Rival companies join forces on power plant
A 50-per-cent stake in a natural gas-fired electricity plant being built in Calgary by cityowned Enmax was an opportunity too good to pass up, says Capital Power Corp. president and CEO Brian Vaasjo.
The Edmonton-based power producer said Thursday it is buying a half interest in the Shepard Energy Centre on the eastern outskirts of Calgary.
“Capital Power believes that the Alberta market is a tremendous power generation market in North America,” Vaasjo said. “In fact, we think it’s the best market for participants like ourselves.
“When you look at the Shepard facility being constructed in Calgary, that ends up being the most efficient natural-gas facility in the province. It’s being built at a reasonable cost and we see it as a tremendous opportunity to add a strategic asset to our portfolio of assets in the province.”

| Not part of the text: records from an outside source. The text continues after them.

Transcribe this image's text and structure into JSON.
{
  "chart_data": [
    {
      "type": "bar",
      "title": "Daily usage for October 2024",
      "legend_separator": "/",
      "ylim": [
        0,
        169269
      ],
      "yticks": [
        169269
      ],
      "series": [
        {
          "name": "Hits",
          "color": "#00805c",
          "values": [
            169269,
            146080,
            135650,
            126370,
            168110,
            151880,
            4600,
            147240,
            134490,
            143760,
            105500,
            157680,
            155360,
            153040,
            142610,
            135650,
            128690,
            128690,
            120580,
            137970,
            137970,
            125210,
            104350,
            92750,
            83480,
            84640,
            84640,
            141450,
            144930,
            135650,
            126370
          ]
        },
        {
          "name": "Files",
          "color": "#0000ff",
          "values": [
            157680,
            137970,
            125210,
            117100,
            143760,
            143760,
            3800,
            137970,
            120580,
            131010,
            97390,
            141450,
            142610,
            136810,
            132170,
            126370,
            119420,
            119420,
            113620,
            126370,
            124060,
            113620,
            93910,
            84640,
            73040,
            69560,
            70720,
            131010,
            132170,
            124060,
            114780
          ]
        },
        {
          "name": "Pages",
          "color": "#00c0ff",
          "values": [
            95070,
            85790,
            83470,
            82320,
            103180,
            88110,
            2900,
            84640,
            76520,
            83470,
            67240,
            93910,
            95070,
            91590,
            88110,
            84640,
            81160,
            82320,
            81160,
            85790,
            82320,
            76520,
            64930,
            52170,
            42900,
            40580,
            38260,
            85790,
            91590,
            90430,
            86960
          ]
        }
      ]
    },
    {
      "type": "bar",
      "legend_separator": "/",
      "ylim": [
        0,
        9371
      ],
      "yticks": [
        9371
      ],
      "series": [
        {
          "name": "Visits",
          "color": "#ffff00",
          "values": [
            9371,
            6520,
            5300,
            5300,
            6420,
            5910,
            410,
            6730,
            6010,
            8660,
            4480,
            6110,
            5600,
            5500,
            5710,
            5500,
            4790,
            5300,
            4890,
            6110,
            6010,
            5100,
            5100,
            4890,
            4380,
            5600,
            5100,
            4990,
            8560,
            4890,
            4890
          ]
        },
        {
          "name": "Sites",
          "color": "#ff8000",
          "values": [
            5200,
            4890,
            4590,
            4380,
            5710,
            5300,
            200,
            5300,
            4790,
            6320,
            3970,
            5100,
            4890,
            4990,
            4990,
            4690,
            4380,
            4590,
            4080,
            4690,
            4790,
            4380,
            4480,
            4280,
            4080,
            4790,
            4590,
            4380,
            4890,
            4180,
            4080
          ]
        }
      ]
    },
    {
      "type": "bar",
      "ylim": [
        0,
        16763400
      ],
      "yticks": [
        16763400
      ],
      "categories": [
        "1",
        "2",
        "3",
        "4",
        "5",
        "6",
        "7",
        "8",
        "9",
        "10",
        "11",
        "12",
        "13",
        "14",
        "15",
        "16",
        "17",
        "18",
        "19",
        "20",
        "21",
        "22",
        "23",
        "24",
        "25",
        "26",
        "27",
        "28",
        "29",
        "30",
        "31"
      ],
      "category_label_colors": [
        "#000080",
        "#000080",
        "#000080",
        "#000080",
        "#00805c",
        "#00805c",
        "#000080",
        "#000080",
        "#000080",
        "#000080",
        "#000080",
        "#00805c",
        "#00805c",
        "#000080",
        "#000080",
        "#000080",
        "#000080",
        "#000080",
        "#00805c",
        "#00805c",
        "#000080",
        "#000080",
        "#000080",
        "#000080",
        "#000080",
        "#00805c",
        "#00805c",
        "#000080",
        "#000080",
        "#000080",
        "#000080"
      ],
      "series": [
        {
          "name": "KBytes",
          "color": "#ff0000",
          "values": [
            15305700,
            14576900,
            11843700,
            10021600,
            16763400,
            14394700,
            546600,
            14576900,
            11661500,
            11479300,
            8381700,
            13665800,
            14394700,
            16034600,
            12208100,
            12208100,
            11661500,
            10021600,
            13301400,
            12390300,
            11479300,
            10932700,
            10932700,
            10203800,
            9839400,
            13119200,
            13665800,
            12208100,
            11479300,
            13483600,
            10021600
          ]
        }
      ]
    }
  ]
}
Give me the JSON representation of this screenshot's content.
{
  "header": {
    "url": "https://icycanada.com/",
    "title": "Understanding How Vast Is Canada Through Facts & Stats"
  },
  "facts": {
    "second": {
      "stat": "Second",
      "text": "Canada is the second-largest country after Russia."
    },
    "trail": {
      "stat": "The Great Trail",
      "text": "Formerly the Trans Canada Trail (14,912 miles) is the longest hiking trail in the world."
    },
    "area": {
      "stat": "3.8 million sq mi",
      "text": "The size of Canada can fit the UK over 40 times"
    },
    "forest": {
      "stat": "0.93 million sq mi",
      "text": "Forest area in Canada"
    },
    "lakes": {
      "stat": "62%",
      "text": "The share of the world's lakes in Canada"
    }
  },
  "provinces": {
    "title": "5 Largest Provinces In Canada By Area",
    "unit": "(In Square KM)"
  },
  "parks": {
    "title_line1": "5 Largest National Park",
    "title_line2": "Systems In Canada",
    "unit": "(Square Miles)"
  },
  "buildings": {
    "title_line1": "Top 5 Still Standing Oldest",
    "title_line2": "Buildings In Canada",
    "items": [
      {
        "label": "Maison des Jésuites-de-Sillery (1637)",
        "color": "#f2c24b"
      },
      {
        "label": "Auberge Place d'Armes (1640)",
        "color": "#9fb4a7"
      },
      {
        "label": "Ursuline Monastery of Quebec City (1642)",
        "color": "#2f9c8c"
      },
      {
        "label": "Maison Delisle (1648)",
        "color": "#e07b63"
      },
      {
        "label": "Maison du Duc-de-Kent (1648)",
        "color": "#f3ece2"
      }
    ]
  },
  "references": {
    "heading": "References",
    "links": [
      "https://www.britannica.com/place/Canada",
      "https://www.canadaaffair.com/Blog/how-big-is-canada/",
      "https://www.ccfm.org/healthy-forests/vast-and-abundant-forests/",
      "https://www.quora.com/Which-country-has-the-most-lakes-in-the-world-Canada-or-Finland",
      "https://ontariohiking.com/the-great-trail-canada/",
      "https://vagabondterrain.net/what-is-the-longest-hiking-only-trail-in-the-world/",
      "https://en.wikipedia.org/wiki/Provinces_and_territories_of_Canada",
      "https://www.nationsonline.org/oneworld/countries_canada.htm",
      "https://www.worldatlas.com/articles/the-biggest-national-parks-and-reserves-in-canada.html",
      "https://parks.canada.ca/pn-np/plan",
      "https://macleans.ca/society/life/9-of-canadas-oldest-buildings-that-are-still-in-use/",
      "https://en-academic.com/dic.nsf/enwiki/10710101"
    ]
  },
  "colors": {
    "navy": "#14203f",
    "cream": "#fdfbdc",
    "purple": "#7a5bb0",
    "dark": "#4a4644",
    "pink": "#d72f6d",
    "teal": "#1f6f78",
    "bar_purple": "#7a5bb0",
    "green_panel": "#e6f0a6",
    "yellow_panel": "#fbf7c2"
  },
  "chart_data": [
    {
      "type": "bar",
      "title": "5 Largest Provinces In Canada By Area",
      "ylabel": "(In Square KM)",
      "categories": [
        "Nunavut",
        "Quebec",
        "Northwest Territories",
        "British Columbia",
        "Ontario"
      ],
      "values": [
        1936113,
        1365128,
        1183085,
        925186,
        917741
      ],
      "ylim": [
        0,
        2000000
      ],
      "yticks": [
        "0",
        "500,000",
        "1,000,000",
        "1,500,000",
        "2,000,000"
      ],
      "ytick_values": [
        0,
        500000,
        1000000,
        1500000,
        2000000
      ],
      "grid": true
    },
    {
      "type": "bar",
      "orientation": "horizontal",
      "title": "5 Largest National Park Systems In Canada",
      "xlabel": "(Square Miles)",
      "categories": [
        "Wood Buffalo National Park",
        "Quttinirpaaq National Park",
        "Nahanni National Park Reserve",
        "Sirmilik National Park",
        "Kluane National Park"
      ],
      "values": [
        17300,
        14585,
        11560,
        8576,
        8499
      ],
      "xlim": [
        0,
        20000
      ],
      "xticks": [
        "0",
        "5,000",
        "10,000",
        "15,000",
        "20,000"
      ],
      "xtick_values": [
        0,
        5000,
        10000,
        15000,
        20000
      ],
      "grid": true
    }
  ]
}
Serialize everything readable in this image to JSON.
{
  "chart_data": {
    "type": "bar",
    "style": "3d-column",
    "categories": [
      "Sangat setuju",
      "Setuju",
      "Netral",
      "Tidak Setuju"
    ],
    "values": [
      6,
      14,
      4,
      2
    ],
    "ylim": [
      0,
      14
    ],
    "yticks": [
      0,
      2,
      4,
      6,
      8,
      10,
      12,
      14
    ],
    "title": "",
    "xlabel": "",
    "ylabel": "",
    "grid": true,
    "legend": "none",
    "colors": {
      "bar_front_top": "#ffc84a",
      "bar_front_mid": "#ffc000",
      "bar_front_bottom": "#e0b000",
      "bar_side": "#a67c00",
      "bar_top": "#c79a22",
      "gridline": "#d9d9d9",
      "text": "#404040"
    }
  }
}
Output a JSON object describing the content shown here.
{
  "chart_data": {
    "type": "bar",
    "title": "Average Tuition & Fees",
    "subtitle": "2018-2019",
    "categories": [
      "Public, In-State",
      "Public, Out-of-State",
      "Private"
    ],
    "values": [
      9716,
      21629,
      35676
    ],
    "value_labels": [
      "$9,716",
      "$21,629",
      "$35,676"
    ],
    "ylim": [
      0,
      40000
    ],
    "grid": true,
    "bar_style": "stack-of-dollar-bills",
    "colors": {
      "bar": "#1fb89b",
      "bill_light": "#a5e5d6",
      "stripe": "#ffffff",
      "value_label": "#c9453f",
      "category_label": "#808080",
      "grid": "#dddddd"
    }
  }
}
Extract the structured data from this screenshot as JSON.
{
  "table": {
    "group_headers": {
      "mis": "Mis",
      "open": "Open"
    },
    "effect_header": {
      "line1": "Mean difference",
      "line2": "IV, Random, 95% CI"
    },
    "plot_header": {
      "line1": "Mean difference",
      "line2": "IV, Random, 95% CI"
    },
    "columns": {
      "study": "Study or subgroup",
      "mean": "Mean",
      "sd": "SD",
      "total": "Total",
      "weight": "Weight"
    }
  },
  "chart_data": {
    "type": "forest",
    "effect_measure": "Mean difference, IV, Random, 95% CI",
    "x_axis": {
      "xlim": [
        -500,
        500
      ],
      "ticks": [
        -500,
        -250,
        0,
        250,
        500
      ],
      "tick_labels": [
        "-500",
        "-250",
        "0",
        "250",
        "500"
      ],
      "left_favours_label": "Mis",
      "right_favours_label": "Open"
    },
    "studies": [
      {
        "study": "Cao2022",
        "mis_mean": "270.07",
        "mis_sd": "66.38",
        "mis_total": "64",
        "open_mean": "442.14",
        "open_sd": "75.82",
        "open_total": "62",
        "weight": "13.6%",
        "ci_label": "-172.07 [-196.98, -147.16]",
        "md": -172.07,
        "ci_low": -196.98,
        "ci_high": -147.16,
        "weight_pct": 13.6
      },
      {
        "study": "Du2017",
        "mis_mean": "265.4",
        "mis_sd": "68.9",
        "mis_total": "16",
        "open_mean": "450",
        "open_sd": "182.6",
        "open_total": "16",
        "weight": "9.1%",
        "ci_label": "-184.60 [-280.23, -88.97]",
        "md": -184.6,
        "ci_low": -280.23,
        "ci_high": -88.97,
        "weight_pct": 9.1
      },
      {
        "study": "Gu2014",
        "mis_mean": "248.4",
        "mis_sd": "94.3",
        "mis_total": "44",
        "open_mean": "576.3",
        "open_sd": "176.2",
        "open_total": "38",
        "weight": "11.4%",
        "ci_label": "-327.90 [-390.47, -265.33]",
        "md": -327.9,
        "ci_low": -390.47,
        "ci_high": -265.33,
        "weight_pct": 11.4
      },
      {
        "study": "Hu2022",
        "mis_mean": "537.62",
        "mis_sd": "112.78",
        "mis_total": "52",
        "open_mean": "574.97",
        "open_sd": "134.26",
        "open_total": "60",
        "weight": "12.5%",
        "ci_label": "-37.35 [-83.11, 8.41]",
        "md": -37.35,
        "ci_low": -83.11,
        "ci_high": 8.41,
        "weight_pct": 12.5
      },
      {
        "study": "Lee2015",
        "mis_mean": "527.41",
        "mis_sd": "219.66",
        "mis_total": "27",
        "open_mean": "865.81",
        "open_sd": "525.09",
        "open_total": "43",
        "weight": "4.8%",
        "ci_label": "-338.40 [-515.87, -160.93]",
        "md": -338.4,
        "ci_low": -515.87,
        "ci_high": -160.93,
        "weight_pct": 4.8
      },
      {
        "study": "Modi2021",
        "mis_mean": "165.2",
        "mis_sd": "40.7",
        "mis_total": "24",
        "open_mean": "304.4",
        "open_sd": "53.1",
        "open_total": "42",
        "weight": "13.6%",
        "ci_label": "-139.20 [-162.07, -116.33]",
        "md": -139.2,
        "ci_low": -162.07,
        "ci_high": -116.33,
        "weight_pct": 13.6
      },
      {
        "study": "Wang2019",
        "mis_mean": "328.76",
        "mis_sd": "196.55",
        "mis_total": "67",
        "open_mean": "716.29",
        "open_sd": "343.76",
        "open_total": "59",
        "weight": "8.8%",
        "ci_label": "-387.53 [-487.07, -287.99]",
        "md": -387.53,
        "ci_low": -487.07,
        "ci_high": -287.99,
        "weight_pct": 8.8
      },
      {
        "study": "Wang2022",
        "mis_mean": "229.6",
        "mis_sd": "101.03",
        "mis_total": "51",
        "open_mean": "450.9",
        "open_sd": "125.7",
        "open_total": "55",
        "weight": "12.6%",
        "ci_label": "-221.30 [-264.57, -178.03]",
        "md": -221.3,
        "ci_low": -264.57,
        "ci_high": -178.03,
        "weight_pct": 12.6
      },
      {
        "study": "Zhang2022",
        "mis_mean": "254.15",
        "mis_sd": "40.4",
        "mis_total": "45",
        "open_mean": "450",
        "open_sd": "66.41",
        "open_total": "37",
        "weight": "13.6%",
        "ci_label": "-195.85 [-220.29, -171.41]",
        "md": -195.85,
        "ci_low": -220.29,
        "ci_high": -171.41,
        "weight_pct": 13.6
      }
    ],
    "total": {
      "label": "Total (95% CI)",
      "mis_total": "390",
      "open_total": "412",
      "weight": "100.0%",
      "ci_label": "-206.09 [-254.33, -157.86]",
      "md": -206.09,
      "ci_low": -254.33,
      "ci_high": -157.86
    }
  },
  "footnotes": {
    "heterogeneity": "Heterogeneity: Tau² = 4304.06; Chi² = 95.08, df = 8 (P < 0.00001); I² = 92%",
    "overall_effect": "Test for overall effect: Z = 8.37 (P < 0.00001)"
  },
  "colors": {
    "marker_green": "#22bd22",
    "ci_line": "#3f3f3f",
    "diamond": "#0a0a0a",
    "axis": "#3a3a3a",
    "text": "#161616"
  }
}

Capital Power will invest about $860 million into the $1.4-billion project, once interest during construction is included.
Work on Shepard started in July 2011 after a two-year delay because of an economic downturn. The project is on budget and on schedule for completion in the first quarter of 2015.
The 800MW generation facility features two 240-MW natural gas-fuelled turbines and one 320-MW steam turbine, all manufactured by Mitsubishi.
Shepard, which will be the largest natural-gas-fuelled power facility in Western Canada, is expected to produce less than half the carbon dioxide per MWh of a conventional coal plant, according to Enmax. It will also produce less carbon monoxide, sulphur dioxide and nitrogen dioxide.
“Enmax — it’s been relatively public — they’ve been looking for the right kind of partner over the last year or so and we and others have been in conversation with them,” Vaasjo said.
The two companies are a good match for the joint venture, he said.
“They are a retailer and have significant load. We have significant power generation. They will be short of power supply in 2014. What’s beneficial to us is being able to sell some of our 2014 power today so that was part of the transaction.
“They also are going to have a growing base of customers, and the overall arrangement recognizes that in that half our generation in that facility will be sold to them for 20 years.”
Under the agreement, Enmax will pay Capital Power a fixed capacity charge for 75 per cent of Capital Power’s share of the Shepard output between 2015 to 2017. It decreases to 50 per cent for 2018 to 2035.
Enmax president and CEO Gianna Manes said the partnership is a “complementary opportunity” for both companies.
Under the joint venture, Enmax will be responsible for completion of construction and will operate the facility while Capital Power will administer the dispatch of the electrical output. Both Enmax and Capital Power have dispatch rights to their own blocks of capacity. Vaasjo said that means each company has 400 MW.
“Depending on where you are in your commitments, you may not want to turn on 200 of the 400. … Or more appropriately in our market, you price this block at X, and if the market needs it, it will pay for it. If not, it doesn’t get turned on,” Vaasjo said.
When Shepard comes onstream, it will reduce power prices in the province on a wholesale basis and add to the stability of the power grid, Vaasjo said.
Capital Power also says it’s developing a natural gas-fired facility similar to Shepard in the Edmonton region that is expected to go online between 2017 and 2020.
“That will satisfy the next wave of demand in the province … and at that point in time, there’s also expected to be a number of coal plants retiring,” Vaasjo said.